Von Patrick Wellinski | 10.09.2013
    Wenn es nach dem Willen der Kommission geht, dann sollten alle Bürger der Europäischen Union schon bald kostenlos in der EU telefonieren können. Dafür sollen bis Juli 2016 Schritt für Schritt die bisherigen Gebührengrenzen der Netzbetreiber gesenkt werden. Das ist der Kernpunkt eines Verordnungsentwurfs der Vize-Kommissionspräsidentin Nelly Kroes, der im Vorfeld des Kommissionstreffens in Straßburg mehreren Zeitungen zugespielt wurde. Darin spricht sie von einem durch die Roaminggebühren unangebrachten Ärgernis für jeden Reisenden der EU, welches es im Sinne des Verbraucherschutzes aller Unionsbürger abzuschaffen gilt.

    Der Entwurf sieht vor, dass Mobilfunkanbieter schon ab Juli 2014 freiwillig ihren Kunden umfassende Flatrate-Tarifpakete anbieten und damit auf eine separate Abrechnung von Telefonaten, SMS und mobiler Datennutzung im Ausland verzichten. Außerdem sollen gratis Kommunikationsdienste wie "WhatsApp" oder "Skype" nicht mehr von den Netzanbietern verhindert werden. Schließlich bezieht sich der 96 Seiten starke Entwurf auch auf innereuropäische Ferngespräche: Diese sollen zukünftig nicht teurer werden als Ferngespräche im Inland.

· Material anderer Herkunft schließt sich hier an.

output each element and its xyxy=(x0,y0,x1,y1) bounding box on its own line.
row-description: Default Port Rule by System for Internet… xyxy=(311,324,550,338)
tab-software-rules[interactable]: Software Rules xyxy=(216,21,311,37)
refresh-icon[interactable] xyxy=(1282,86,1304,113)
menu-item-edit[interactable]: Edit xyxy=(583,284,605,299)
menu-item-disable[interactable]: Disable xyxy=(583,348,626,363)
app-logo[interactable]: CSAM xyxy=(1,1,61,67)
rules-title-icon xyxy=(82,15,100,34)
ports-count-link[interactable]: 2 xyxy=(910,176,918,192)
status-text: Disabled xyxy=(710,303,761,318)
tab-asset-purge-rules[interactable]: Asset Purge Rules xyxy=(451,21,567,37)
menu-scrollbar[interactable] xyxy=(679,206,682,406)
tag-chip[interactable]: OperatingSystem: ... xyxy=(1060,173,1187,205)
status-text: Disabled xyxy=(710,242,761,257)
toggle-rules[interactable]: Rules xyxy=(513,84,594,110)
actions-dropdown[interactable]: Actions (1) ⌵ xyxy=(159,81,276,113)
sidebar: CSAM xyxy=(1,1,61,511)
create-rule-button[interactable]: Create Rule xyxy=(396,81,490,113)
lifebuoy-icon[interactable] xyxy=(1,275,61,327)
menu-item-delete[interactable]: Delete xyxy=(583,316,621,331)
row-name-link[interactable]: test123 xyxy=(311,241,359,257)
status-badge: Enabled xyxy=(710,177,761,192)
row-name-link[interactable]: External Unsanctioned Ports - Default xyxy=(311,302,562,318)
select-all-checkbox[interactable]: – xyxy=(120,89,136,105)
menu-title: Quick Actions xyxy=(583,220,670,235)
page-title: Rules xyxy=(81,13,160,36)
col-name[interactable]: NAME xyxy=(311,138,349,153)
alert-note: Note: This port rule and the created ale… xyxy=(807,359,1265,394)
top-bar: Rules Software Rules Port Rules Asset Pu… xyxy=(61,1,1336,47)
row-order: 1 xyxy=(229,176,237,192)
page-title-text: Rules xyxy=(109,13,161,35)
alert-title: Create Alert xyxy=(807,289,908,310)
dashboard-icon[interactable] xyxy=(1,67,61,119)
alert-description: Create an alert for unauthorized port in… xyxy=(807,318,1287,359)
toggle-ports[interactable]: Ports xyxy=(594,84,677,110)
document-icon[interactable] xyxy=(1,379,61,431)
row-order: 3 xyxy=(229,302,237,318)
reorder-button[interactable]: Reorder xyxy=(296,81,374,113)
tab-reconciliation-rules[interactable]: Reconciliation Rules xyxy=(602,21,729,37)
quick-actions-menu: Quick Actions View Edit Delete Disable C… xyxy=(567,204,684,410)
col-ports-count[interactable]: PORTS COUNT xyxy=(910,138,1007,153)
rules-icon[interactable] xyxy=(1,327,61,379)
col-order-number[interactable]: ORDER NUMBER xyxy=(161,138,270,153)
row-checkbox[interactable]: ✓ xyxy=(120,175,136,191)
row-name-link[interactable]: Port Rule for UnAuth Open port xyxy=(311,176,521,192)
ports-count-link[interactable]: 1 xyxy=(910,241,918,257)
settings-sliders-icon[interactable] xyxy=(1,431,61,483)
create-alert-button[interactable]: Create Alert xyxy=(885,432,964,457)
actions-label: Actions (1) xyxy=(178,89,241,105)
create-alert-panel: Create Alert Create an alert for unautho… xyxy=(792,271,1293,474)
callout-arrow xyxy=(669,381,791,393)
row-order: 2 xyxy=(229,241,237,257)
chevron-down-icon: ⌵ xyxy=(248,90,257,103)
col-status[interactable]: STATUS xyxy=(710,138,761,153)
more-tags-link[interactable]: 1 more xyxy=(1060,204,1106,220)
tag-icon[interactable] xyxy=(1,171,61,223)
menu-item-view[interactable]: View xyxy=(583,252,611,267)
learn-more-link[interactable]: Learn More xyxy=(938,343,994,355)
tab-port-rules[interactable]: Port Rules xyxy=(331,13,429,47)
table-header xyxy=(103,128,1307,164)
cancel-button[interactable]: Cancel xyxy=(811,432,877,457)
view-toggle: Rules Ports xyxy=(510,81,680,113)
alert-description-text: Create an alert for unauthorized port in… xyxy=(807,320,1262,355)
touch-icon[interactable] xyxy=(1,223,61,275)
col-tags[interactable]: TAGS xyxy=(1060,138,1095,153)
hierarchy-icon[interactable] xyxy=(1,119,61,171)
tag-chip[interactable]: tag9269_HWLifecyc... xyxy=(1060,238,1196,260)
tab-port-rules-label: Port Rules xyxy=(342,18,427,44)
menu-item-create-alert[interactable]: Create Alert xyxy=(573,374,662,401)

    Kommissarin Kroes sieht diesen Vorschlag als Angebot an die Netzbetreiber mit dem der ihrer Meinung nach stark zersplitterte Markt der Telekom-Unternehmen in der Europäischen Union an Konturen und damit an Wettbewerb gewinnen soll.

    Das sehen europäische Telefon-Giganten wie Vodafone, Orange oder Telfonica allerdings anders. Sie warnen bereits jetzt, dass die geplante Verordnung ihnen Umsatzeinbußen von sieben Milliarden Euro einbringen wird. Sie wehren sich gegen die massiven Regelungen und verweisen darauf, dass die Roaminggebühren doch in der Vergangenheit bereits massiv gesenkt wurden.

    Sollten die Netzbetreiber das Angebot der EU-Kommissarin ablehnen und sich weigern, freiwillig billigere Tarifpakete anzubieten, müssen sie sich den bereits beschlossenen Regelungen unterwerfen. Und die sehen vor, dass ab dem nächsten Jahr die Roaminggebühren um 67 Prozent reduziert werden. Schmerzlicher für die Betreiber sollte allerdings der zweite Beschluss sein, der dann greift: Sie werden aufgefordert, ihren Kunden im Ausland einen kostenlosen Wechsel zu einem alternativen Anbieter zu ermöglichen. Dies kann ein lokaler aber auch ein günstigerer Konkurrent aus dem Inland sein.
    Ein möglicher Kundenverlust, so die Hoffnung der EU-Kommission, wäre für die Mobilfunkbetreiber auf lange Sicht derart unattraktiv, dass sie nachgeben und die die Roaminggebühren gezwungenermaßen selbst abschaffen.